Research by NMA in to 500 brands in the 2009/10 Superbrands list has identified 74% don’t tweet. Of the 130 Superbrands, only 50 used the site daily, with 29 tweeting hourly.
Twitter currently has millions of users, has grown more than 2000% this year, and is working successfully for brands like Innocent Smoothies who use their 20,000 strong following to speak daily with their customers. Why then are brands like Proctor and Gamble, with a huge product offering, not yet engaged?
James Nunn, brand communications manager for P&G Grooming, who heads the company’s social media strategy in the UK told NMA that P&G was looking at all forms of social media and wanted to “work out strategy rather than have separate P&G brands doing it ad hoc”.

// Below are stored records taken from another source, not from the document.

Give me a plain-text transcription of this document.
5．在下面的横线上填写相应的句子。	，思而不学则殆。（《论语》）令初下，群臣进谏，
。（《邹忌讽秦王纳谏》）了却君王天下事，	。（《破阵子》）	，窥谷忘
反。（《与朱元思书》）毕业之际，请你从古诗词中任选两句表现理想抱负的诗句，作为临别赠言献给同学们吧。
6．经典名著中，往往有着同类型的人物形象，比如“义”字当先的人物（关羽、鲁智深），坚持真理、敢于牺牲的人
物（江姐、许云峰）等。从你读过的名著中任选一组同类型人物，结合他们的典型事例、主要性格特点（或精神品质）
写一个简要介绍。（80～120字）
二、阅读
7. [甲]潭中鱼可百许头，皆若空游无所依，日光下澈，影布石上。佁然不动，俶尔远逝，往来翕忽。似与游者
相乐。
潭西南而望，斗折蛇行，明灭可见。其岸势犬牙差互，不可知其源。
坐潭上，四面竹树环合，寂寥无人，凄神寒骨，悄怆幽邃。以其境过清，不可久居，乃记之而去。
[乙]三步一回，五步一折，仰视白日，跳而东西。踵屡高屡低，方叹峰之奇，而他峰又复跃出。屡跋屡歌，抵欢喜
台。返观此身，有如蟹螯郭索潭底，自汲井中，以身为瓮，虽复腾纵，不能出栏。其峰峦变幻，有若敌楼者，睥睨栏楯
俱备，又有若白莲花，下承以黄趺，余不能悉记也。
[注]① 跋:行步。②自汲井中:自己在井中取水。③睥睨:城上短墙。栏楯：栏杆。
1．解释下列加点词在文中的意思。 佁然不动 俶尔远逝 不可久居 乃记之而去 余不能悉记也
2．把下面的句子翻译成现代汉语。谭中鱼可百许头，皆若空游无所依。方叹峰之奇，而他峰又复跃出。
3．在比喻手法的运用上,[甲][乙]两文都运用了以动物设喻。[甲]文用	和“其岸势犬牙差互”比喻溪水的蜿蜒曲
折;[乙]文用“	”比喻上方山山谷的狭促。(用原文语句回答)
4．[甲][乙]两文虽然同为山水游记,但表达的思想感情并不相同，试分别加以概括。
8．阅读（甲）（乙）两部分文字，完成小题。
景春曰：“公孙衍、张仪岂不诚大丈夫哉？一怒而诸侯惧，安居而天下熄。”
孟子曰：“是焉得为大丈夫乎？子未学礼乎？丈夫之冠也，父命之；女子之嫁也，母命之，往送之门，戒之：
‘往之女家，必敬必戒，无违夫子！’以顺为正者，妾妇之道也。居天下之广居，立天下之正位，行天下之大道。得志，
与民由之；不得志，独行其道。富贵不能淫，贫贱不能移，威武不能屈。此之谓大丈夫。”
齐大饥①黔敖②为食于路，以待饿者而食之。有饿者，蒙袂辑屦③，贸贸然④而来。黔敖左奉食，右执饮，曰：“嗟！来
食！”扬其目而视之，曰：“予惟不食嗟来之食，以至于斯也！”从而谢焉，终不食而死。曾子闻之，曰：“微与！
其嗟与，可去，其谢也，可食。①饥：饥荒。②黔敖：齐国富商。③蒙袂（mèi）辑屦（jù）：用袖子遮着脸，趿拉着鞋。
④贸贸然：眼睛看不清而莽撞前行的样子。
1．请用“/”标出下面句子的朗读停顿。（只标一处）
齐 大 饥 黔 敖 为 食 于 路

This is contrary to Innocent’s non-defined approach:
“If we’d had a set strategy at the start and defined some sort of ROI, then it wouldn’t be successful because Twitter doesn’t deliver on that,” said Dan Germain, Head of Creative. “For us it’s just another channel for talking to people.”
Who’s approach is right?
I think that a brand/company like Innocent is always going to find it a lot easier to embrace using any form of social media. I guess it comes down to two things: level of fear/risk and company infrastructure. It doesn't suprise me that a huge company like P&G want to work out a social media strategy before jumping in.